It was slightly ironic, therefore, that this set at Ronnie’s should be delayed due to unprecedented problems with the sound. An irritating hum and a complimentary drink later, and drummer Oliver Lake Jr laid down a thumping New Orleans shuffle, Sanborn delivered two well-placed notes to check the sound quality – not up to scratch as we were to learn later – and the alto-saxophonist’s night of triumph-in-adversity began with a tightly arranged fusion of jazz and funk that turned into a live soundcheck.
Sanborn’s stock-in-trade is an upgrade on the rhythms and balladry of sophisticated urban blues. Finely wrought shuffles and funky grooves are the foundation, but they have a habit of darting off in unexpected directions. “Comin’ Home Baby” suddenly changed key, a 12-bar-blues was elongated with odd harmonies, a power ballad transformed into a soulful lament. And throughout Sanborn’s high-note wails, pentatonic runs and soulful laments were delivered with emotional purpose, even when interrupted for five minutes for a final tweak on the sound.
Perhaps not surprisingly, Sanborn resumed with a slightly conservative repertoire – “Tin Tin Deo” taken as a fast samba, “Soul Serenade” a skewed bar-room blues and “Brother Ray” sets the tone – but with subtleties of tone clearly audible, Sanborn and his band delivered full-force jazz and rhythm.
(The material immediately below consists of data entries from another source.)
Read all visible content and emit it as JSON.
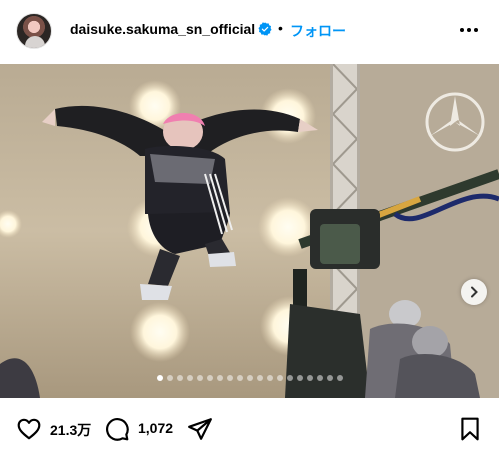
{
  "header": {
    "username": "daisuke.sakuma_sn_official",
    "separator": "•",
    "follow_label": "フォロー"
  },
  "icons": {
    "avatar": "avatar",
    "verified": "verified-badge-icon",
    "more": "more-options-icon",
    "next": "chevron-right-icon",
    "like": "heart-icon",
    "comment": "comment-icon",
    "share": "share-icon",
    "save": "bookmark-icon"
  },
  "carousel": {
    "total_slides": 19,
    "current_slide": 1
  },
  "actions": {
    "likes": "21.3万",
    "comments": "1,072"
  },
  "colors": {
    "follow": "#0095f6",
    "verified": "#0095f6",
    "text": "#000000"
  }
}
With drummer Lake and bassist Richard Patterson locked tight and revelling in their rhythmic roles, keyboardist and musical director Gil Goldstein was free to add subtle shades, tones and counterpoints, providing a perfect cushion for Sanborn’s soaring sax. A controlled drum solo and Goldstein’s poised keyboard contributions stood out, but this was very much Sanborn’s night.